STALEY: Do you have any idea what we might expect from this drug in patients who have developed resistance to the current non-nukes, like Sustiva or Viramune?

COHEN: Well, so right now Tibotec has done most of the work in treatment-experienced patients in terms of non-nuke resistance with the other drug you mentioned, etravirine, or TMC-125. It turns out that, at least in test tubes, 278 might have some activity in that population but we don’t have any good clinical experience yet to understand how well this drug compares to 125. So for now, and because 125 or etravirine is pretty near approval, most of us are thinking that etravirine would be the drug that we might use for non-nuke resistance until we have some experience that 278 is as good or maybe even better.

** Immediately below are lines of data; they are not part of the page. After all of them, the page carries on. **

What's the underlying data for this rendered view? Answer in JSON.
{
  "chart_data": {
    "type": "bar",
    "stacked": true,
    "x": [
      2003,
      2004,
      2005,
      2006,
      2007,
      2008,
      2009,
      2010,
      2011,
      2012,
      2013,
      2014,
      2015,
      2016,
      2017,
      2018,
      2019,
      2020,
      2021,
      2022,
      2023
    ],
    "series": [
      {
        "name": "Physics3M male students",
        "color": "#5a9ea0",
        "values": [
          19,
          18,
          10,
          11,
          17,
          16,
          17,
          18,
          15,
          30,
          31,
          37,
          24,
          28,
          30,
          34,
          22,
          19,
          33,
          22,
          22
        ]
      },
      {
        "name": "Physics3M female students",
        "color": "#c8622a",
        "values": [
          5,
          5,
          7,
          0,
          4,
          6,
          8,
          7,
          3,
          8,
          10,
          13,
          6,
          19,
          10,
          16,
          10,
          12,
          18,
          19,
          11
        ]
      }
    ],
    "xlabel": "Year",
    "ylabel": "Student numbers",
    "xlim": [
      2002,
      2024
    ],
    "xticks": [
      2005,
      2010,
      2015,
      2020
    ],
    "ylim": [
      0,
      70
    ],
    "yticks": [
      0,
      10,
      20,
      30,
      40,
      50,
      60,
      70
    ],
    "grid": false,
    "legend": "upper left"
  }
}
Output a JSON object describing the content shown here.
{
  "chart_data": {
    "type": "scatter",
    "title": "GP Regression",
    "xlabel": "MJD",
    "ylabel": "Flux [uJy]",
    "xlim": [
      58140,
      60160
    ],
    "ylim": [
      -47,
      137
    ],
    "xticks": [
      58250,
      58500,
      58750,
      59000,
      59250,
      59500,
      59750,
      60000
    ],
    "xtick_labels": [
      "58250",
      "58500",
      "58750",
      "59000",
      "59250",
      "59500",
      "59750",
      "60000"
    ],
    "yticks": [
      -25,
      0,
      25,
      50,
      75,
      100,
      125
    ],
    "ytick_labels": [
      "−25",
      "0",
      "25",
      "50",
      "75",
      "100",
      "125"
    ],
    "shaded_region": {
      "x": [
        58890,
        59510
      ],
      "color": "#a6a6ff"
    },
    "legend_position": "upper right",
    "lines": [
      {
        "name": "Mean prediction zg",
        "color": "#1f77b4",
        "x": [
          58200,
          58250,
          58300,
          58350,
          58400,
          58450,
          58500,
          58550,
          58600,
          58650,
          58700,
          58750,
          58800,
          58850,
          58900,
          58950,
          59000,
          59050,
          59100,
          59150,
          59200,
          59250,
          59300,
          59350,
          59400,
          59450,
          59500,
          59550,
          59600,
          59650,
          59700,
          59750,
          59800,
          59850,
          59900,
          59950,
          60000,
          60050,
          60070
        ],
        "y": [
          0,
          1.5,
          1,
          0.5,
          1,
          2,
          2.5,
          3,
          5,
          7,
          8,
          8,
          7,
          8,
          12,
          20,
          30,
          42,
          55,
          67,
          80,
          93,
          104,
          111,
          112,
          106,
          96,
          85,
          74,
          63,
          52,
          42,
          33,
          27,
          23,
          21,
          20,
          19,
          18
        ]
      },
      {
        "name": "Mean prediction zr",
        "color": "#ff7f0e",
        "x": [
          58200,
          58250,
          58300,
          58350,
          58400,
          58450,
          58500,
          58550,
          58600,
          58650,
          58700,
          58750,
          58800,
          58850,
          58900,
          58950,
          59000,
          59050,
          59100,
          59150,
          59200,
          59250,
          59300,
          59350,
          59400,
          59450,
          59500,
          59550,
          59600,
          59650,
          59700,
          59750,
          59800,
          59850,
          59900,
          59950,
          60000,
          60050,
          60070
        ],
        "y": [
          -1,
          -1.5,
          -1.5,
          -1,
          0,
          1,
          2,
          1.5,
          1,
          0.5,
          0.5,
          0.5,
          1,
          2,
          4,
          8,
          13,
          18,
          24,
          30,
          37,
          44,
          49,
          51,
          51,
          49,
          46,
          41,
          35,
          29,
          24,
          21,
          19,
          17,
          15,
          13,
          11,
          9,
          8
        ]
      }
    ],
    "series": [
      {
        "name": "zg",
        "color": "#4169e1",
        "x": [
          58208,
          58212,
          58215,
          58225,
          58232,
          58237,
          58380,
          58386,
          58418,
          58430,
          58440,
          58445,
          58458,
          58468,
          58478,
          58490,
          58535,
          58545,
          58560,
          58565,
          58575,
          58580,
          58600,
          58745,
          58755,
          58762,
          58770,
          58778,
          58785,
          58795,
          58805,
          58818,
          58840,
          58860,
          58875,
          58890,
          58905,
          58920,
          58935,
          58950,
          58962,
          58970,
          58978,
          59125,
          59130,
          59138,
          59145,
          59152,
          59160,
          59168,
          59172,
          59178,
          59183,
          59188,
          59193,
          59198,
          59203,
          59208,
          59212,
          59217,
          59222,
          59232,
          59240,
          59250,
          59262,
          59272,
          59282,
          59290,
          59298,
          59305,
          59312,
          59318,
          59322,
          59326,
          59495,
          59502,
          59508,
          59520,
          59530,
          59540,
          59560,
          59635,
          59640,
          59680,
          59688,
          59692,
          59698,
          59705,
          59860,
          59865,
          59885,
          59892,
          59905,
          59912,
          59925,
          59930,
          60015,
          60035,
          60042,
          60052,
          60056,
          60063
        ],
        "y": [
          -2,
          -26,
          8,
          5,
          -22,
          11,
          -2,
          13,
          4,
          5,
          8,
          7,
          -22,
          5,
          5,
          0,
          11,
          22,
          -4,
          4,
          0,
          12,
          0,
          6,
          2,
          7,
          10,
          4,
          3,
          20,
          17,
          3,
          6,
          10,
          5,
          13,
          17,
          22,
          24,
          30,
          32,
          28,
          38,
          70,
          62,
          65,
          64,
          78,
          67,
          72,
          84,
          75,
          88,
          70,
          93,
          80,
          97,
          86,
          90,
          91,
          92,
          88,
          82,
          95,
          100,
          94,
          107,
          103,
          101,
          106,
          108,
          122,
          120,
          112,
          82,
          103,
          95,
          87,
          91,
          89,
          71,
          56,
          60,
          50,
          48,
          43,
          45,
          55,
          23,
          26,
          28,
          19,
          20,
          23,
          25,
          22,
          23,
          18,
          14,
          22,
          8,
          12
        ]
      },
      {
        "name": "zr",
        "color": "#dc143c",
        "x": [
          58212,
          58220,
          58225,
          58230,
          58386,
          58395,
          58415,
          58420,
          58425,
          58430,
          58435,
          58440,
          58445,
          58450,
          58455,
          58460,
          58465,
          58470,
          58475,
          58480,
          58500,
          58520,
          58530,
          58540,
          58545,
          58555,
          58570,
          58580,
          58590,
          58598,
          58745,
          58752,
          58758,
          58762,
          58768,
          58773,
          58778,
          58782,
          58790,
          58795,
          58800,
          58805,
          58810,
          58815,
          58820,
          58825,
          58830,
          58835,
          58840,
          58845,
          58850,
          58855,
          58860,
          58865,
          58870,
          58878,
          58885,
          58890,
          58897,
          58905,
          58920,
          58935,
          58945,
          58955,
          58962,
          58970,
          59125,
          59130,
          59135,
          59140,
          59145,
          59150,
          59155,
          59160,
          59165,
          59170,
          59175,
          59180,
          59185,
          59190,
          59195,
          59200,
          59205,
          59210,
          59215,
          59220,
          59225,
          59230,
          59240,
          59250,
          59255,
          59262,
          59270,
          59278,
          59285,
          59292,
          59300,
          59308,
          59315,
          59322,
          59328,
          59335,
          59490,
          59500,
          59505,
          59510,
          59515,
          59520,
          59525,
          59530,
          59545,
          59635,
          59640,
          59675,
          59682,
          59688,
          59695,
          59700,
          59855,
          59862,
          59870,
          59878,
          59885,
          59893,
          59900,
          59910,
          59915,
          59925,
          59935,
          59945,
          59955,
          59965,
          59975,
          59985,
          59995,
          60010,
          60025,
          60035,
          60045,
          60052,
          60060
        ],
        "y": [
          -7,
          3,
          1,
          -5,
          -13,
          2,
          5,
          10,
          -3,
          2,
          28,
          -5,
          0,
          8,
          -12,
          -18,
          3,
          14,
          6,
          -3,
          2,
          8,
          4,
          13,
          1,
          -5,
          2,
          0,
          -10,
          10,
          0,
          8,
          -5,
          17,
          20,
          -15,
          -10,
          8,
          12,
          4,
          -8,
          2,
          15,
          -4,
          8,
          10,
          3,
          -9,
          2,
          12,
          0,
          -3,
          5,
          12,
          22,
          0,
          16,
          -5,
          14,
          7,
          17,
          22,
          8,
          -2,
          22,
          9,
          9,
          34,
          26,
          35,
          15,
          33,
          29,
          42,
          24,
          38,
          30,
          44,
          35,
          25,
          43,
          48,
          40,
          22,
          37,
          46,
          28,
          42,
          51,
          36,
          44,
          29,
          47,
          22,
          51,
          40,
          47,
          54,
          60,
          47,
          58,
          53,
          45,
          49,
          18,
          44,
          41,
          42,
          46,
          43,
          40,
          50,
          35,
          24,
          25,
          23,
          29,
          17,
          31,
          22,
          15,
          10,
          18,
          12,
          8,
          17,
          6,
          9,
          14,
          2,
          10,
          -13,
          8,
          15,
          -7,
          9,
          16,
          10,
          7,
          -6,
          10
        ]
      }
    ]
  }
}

STALEY: Well thank you very much Dr. Cohen for spending time with us. It definitely sounds as if the drug development pipeline is alive and well in a lot of compounds that will be extremely useful to people living with HIV/AIDS. So thank you for joining us. To learn more about this and other drugs in development we encourage listeners to check out all the news that we’ve reported on from CROI and the various drug pages we have on Thanks, Dr. Cohen.

COHEN: Thanks very much for having me.